34. beloved art, for this i thank you

Paraît que je reprendrai bientôt ma migration vers l'ouest de l'Eden. Autrement dit, que je réemballerai toutes mes affaires et que je reprendrai l'autoroute 20 Ouest, direction Montréal et ses environs. Par amour. Toujours. Ce soir, j'avoue n'avoir encore aucune idée du petit drapeau rouge en forme de goutte [façon google map] où je me déposerai. Pas grave. Je vis avec l'étoile.

Pour suivre la route de l'ouest sans jamais vous dire tout à fait clairement comment quand ni avec qui. Me suis sortie de mes obligations de travailleuse autonome sans contrat à durée indéterminée depuis juin 2007 vers 15 heures 30 cet après-midi, après quelques minutes de palabres insignifiants avec une patronne amnésique. Ça fait long, je sais, à écrire dans une phrase, mais c'est ça qui est ça. Lui ai remis une lettre de démission dûment signée en mains propres [même si les miennes étaient sales, pleines de terre sous les ongles - par principe, héhé] pour pas qu'elle oublie que je pars le 5 septembre. Enfin. Comme toujours, j'ai mis longtemps à prendre cette décision, mais j'avais écrit la lettre 3 minutes avant de monter la voir. Sans préjudices.

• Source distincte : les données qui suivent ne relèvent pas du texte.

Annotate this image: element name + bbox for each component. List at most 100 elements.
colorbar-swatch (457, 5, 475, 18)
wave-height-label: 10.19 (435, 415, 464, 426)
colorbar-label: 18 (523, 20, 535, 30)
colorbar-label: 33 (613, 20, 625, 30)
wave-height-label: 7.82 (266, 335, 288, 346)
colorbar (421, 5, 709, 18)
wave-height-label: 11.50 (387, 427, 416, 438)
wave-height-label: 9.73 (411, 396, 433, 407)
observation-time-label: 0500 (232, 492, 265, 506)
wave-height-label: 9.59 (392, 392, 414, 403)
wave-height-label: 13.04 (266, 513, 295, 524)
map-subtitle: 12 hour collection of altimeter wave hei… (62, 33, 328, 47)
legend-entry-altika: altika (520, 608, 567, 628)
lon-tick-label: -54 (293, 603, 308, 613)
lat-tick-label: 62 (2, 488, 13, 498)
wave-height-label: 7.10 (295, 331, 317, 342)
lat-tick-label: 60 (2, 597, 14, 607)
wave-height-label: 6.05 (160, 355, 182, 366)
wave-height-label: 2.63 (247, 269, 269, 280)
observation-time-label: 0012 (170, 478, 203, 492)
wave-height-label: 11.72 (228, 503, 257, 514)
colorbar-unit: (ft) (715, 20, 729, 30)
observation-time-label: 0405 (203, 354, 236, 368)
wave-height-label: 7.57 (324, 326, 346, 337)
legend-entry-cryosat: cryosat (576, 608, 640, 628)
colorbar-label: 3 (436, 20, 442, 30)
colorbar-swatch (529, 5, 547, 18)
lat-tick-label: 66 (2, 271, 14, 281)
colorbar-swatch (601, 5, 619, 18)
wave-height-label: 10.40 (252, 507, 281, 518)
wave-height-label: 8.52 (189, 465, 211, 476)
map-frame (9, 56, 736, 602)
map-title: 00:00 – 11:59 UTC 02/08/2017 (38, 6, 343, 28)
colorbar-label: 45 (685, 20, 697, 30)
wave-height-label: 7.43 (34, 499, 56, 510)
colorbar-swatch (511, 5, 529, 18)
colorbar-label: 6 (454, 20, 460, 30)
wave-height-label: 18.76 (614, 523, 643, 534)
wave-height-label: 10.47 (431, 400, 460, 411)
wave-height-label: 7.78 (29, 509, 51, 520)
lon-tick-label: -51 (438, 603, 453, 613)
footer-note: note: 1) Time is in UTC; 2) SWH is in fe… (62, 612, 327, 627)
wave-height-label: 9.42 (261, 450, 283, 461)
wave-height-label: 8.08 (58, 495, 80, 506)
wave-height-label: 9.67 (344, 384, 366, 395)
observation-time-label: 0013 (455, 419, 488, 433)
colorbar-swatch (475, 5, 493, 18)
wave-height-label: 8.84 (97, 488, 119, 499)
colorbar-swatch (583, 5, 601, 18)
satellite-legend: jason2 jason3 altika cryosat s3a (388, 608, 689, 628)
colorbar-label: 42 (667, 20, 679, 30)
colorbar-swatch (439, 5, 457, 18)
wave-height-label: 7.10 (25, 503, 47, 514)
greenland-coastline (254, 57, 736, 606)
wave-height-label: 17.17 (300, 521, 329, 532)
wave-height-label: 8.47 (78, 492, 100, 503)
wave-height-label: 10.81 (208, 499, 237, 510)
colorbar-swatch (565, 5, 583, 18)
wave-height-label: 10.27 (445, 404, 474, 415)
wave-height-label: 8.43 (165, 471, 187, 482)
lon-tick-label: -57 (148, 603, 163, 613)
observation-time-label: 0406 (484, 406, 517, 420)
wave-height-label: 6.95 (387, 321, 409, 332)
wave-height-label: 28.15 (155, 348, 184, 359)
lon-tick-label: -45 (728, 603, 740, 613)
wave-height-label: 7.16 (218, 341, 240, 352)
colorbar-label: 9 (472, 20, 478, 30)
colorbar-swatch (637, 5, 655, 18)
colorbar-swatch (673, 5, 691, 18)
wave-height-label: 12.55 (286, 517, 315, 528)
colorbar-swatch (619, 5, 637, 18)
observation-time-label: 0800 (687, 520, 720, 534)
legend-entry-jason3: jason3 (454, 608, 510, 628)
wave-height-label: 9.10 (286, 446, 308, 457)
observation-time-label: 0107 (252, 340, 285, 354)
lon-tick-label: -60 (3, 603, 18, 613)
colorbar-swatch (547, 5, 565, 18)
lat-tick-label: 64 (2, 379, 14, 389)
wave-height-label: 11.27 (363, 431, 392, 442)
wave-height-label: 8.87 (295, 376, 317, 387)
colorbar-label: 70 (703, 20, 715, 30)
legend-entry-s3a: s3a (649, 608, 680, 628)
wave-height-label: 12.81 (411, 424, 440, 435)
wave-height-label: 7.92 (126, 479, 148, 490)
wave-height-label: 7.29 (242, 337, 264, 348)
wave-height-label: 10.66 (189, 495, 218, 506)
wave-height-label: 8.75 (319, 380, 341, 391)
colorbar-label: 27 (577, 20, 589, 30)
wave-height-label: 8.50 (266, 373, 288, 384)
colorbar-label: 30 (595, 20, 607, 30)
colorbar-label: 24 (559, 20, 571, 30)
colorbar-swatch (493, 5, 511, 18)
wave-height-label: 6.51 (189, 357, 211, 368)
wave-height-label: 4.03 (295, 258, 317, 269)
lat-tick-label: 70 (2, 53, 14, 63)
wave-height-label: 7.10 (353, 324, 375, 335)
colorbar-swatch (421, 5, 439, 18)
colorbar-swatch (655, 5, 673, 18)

Légère et plutôt lumineuse, je suis. Soir d'orages comme je les aime. Le tonnerre a grondé tellement fort, les vitres du vivarium vibraient. J'ai mis au micro-ondes une tasse d'eau fraîche à chauffer pour boire tout à l'heure après ma pause journal un thé sulfureux des plus doux concocté à même les herbes de mon jardin de sorcières et de ceux sauvages des alentours. Ça me manquera. - Ian Bostridge chante tendrement quelques lieders de Schubert. Je vole. Avec une folle préférence pour An die Musik :

Beloved art, in how many a bleak hour, when i am enmeshed in life's tumultuous round, have you kindled my heart to the warmth of love, and borne me away to a beter world ! Often a sigh, escaping from your harp, a sweet, celestial chord has revealed to me a heaven of happier times, beloved art, for this i thank you.